Claudio Maioli ci accoglie, nella sua casa di Correggio, alle 11,30 di un venerdì d’agosto «perché quello – ci dice scherzando – è l’orario in cui si svegliano i veri rocker!».
È appena rientrato dalle vacanze, per anticipare i lavori per il prossimo Campovolo e in tempo per prendere l’aereo che lo porterà, insieme al “cantante”, alla notte della Taranta di Melpignano.
Claudio non ha perso l’entusiasmo e la passione dei primi tempi, come ci dirà più volte.
Anzi, con la sua etichetta, Riserva Rossa Records, alterna il lavoro di manager e produttore esecutivo di Ligabue a quello di talent scout di giovani artisti, fra cui Paolo Simoni: «È difficile, si ispira a Dalla. Però scrive, a me interessa gente che scriva».
Oggi il Maio è forse il numero uno dei manager italiani.
È stato l’artefice di eventi, come Campovolo 2005, 2011 e 2012 (Italia Loves Emilia), che, per risonanza e numeri, non hanno eguali nella storia musicale italiana, senza considerare tutto il lavoro “all’ombra”, dietro il palco, che ha consentito a Luciano di esprimere a pieno il proprio talento, protetto dalle spalle robuste dell’amico di una vita.
Trent’anni con Luciano Ligabue: una lunga e grande storia rock nata a Correggio. Quali sono i segreti di questo successo?
«I meriti sono di Luciano: senza le sue canzoni, non sarebbe successo niente.
Per il resto, è stata sempre la passione a guidarci e, all’inizio, la volontà di provarci.
La vita in provincia ci aiuta a dare il giusto peso alle cose.
Ci aiuta tornare a casa, dopo un concerto, e vedere i vecchi amici, percepire che se uno ti chiede “come stai?”
è perché gli interessa. E sai anche che ti può mandare a cagare, perché ti conosceva prima del successo».
Questa genuinità, che traspare anche nelle canzoni di Luciano, può essere una ragione del vostro successo?
«È una delle ricette che ci hanno sempre contraddistinto, perché abbiamo iniziato a fare questo mestiere dopo molte esperienze lavorative e sapevamo com’è la vita. Luciano racconta la vita e alle persone piace trovare qualcuno che si denuda per te, che dice qualcosa che tu pensi, ma non sempre hai il coraggio di affrontare».
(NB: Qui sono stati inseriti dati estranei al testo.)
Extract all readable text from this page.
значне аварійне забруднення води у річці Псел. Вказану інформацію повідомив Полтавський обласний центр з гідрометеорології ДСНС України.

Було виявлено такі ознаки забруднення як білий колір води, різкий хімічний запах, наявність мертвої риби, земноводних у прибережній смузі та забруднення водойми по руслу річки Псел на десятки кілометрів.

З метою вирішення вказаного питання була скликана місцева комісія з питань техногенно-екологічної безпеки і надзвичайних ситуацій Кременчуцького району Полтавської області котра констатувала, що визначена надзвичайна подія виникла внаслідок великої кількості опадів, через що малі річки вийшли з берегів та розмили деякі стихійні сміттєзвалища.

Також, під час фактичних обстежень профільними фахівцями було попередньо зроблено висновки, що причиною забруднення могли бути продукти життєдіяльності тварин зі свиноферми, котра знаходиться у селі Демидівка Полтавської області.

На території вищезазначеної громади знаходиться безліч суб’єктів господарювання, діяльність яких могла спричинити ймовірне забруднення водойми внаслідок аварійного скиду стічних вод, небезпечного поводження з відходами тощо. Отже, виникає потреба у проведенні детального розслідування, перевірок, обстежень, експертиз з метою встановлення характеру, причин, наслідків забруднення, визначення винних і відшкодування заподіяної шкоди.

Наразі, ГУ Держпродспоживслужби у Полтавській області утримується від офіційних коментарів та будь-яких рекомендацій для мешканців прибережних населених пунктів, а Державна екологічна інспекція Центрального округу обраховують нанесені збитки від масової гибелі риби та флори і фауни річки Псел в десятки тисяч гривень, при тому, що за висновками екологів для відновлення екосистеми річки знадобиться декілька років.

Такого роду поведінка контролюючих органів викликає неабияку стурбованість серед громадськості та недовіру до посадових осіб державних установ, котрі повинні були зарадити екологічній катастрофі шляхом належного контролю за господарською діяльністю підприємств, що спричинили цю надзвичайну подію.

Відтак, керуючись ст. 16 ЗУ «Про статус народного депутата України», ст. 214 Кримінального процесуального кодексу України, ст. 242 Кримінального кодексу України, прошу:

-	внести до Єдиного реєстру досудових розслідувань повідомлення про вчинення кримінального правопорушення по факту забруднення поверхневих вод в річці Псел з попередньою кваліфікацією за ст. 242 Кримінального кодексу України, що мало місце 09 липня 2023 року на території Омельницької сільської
Quali sono i ricordi più belli che conservi della tua attività con Luciano?
«La nostra è stata e continua a essere una bella storia, partita da una radio di Fazzano, e arrivata – con la fortuna necessaria e soprattutto la bravura di Luciano – molto più in là di quello che pensavamo. Una storia che è stata raccontata bene anche nel film “Niente paura”, di Piergiorgio Gay, uscito nel 2010, oltre che in “Radiofreccia”, almeno per quanto riguarda gli inizi».
Spesso tendi a sminuire il tuo ruolo, però sappiamo che sai essere un “martello pneumatico”, quando serve…
«Grazie per il “martello pneumatico”, si dice anche “trita-maroni”… Se credi in un progetto, con passione, è normale mettercela tutta per realizzarlo.
Per me la felicità è inseguire un sogno e, eventualmente, realizzarlo, come ai tempi della radio. Se, poi, quel sogno si realizza, ti dà nuova linfa per continuare.
Molti pensano che questo mestiere lo si faccia per i soldi. Forse è vero agli inizi, ma dopo cerchi altro e lo fai soprattutto per le soddisfazioni e le gratificazioni che ne ricavi».
Oggi, dopo i tanti traguardi raggiunti, riuscite ancora a trovare nuovi stimoli?
«Anche in questo caso il merito va riconosciuto a Luciano, alla sua voglia e alla sua capacità di comunicare, dopo 130 canzoni incise, di cui 75 singoli di successo.
La carriera di Luciano non si è mai svolta in maniera monotona: ci siamo inventati i club, i teatri, i concerti in acustico, San Siro, Campovolo, le cinque date di “Sotto bombardamento”, il Giro del Mondo…
E lui si è sempre messo in gioco. Il segreto sta nell’aprirsi a nuove sfide.
Il rischio, invece, è di cadere nella routine».
Tu e Luciano avete spesso sostenuto importanti cause umanitarie: per Emergency con il “Mio nome è mai più”, per Libera di don Ciotti, per le popolazioni colpite dal terremoto con Italia Loves Emilia.
Con la musica, insomma, si può ancora proporre o sostenere una “bella politica”?
«La musica è un bellissimo collante, che le associazioni umanitarie utilizzano perché arriva in maniera leggera e credibile a toccare i problemi più importanti.
Ho avuto la fortuna, facendo questo mestiere, di incontrare persone bellissime, fra cui Gino Strada, con cui è nata un’amicizia.
Emergency, nel 1998, era una giovane associazione.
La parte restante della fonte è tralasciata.